Part of me hopes Clinton will run just to save us all a lot of trouble.

Bob said it better than I could today when he categorized this as “sanctimonious self-satisfaction.”

  • Kevin B.

    I didn’t have an opinion on the primary, especially since I live in California; now that he’s the nominee, Booker’s one I will support.

    But really, The New Republic are “the far left”? HA HA HA HA HA.

    • mdblanche

      I’d say The New Republic is the troll left rather than the far left. Emphasis on troll.

      • Kevin B.

        Yes. “Concern troll” applies to a lot of what they publish.

  • AnOuthouse

    The New Republic is far left? Maybe its time for your annual calibration. A pretty empty post. I don’t know any more about Booker other than he has a -D after his name. I guess that’s good enough for some people. There were other -D’s in the race.

    • JMAshby

      I don’t know any more about Booker other than he has a -D after his name.


    • Oscar Jimison

      Other D’s that had zero chance of winning the U.S. Senate seat.

    • Lady Willpower

      Shame you couldn’t be arsed to actually look him up and find out some actual information.
      A pretty empty comment.

  • GrafZeppelin127

    There are times when I fully and completely understand why the far right hates the far left.

    • D_C_Wilson

      I have no use for the either extreme. One wants to turn America into a corporate theocracy, the other just wants to pitch a fit rather than do anything constructive because the last candidate they voted for didn’t give them the pony they were expecting.

      • KABoink_after_wingnut_hacker

        You said it!
        And these are the same types of purists who gave us GW Bush (and all the destruction he caused our nation) by wasting their vote on Ralph Nader in 2000.

    • FlipYrWhig

      Well, it has to be said, though, that the actual “far left” is minuscule, and that most of the loudest Obama critics aren’t ideologically “far left” at all, just grumpy and hypercritical. Most of the people who complain about “hippie punching” think that the fact that people want to punch them makes them hippies. They flatter themselves. They’re not hippies, they’re just punchable.

  • Oscar Jimison

    Susie Madrak over at Crooks and Liars posted one of these hit pieces on Booker a couple of days ago. The comment section was very telling. A lot of references to Booker as “slick” e.g.: “He reminds me of Harold Ford, but slicker”. And plenty of comparisons to President Obama, painting them both negatively.

    I’ve always found “slick” to be an interesting and borderline racist description, in that it’s usually applied to black men in an “I just can put my finger on why I don’t like him” sort of way. You rarely hear it applied to white men. It’s kind of like when you here Chris Mathews and others talk about how the Obama’s don’t seem “grateful” to be in the White House. I don’t recall ever hearing that knock against any other first family, Democrat or Republican.

    • JMAshby

      Virtually everything she writes is wrong at its core.
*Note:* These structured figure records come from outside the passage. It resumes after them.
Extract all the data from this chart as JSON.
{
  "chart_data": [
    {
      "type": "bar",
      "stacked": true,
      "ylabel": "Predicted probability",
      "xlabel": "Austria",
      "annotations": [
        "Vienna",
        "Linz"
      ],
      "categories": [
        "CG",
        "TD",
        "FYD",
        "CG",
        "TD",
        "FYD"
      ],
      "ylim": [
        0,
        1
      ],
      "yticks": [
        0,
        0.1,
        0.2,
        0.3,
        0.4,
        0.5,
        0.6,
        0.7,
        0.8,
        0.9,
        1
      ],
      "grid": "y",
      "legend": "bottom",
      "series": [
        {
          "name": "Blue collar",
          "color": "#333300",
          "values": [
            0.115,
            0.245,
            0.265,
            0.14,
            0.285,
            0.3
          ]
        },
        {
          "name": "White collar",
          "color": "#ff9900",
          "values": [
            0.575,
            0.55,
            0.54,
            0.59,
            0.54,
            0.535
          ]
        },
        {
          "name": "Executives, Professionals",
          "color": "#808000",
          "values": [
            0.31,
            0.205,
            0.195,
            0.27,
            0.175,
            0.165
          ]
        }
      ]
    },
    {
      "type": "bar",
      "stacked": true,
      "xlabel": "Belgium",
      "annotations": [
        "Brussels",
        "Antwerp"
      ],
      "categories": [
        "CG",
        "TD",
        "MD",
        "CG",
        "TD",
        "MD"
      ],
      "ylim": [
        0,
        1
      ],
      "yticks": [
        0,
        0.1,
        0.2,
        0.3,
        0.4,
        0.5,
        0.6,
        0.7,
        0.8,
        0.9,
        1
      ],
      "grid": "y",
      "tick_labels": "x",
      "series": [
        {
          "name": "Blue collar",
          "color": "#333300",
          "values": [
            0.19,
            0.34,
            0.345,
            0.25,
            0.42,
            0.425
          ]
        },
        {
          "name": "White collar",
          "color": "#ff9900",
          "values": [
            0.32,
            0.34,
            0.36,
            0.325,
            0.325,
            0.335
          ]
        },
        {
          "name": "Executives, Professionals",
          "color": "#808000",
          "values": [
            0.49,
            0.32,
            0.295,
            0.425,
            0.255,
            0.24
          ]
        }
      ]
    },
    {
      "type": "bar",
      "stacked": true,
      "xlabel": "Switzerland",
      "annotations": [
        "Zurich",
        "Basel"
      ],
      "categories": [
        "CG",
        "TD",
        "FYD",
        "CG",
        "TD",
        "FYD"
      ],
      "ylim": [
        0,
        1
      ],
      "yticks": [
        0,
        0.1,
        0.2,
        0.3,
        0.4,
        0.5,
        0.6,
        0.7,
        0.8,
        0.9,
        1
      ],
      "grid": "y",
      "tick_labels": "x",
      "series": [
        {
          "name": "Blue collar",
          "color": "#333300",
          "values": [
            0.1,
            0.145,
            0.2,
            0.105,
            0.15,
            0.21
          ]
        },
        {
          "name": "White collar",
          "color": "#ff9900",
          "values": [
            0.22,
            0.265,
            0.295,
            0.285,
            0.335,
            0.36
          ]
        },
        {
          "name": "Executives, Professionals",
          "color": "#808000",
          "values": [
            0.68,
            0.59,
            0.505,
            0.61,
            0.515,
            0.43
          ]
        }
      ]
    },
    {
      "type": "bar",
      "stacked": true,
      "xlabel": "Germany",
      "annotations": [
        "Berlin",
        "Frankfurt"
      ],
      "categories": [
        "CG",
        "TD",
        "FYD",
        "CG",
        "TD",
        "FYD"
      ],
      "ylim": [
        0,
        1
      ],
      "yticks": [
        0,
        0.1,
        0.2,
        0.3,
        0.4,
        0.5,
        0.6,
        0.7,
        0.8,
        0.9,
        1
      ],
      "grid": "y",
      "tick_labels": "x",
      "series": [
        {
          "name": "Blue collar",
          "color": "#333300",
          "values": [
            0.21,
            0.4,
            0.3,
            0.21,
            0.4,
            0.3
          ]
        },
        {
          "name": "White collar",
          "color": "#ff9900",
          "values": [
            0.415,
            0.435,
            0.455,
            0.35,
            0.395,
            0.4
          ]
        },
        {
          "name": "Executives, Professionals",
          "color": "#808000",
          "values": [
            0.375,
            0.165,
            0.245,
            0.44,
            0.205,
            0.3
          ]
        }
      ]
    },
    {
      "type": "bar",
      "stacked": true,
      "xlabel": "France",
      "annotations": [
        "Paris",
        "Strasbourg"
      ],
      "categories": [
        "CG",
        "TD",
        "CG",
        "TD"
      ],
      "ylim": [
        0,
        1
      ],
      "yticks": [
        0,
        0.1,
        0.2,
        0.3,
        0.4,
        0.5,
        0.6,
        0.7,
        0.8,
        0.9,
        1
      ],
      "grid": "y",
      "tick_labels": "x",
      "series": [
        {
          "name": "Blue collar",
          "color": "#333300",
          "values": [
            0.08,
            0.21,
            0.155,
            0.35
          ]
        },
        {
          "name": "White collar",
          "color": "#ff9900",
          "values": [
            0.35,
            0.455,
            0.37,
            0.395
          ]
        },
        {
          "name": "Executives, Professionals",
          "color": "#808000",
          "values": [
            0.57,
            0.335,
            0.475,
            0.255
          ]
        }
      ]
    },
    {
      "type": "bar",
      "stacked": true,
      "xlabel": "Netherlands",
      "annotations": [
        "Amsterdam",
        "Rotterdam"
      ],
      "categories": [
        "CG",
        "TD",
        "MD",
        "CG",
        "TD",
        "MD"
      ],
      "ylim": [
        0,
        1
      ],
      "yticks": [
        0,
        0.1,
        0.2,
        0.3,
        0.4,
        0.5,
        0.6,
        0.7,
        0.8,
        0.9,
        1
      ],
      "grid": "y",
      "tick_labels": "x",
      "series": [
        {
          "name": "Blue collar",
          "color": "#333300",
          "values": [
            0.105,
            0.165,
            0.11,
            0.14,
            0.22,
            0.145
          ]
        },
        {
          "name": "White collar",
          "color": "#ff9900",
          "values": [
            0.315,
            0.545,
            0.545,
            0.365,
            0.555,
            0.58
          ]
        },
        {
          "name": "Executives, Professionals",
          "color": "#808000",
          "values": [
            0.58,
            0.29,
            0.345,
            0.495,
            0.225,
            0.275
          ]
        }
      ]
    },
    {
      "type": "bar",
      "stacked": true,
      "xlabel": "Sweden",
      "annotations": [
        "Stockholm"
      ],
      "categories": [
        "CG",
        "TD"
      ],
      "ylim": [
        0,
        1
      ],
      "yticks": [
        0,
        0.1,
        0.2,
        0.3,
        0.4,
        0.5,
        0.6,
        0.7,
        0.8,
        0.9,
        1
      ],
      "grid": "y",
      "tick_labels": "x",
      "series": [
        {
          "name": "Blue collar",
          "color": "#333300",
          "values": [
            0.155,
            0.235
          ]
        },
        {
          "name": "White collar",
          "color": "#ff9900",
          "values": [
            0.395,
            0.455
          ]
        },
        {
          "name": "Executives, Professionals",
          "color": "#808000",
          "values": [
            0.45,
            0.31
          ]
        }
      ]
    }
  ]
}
    • KABoink_after_wingnut_hacker

      As a person who visited and posted at C&L for many years, I can safely say without hesitation that it has become a septic tank of extreme leftwing bile.
      There are a lot more smart, current and enlightening sites to visit.

      • D_C_Wilson

        I have to agree. I used to enjoy that site, but they’ve become just another, “He’s worse than Bush!” Piss-and-moan fest.

    • mrbrink

      Yeah, on “slick,” I think you’re on to something. They called President Clinton “Slick-Willy“– really drove it home, too, and he was considered by some wisenheimers to be America’s ‘first black president’ at the time. There’s an association to the word.

    • FlipYrWhig

      I’m not sure about “slick” being more likely to be applied to African American political figures. Terry McAuliffe, for instance, gets called slick. I feel like in liberal-left circles it means essentially “salesmanlike” or “corporate.” How often is Obama called slick among that crowd?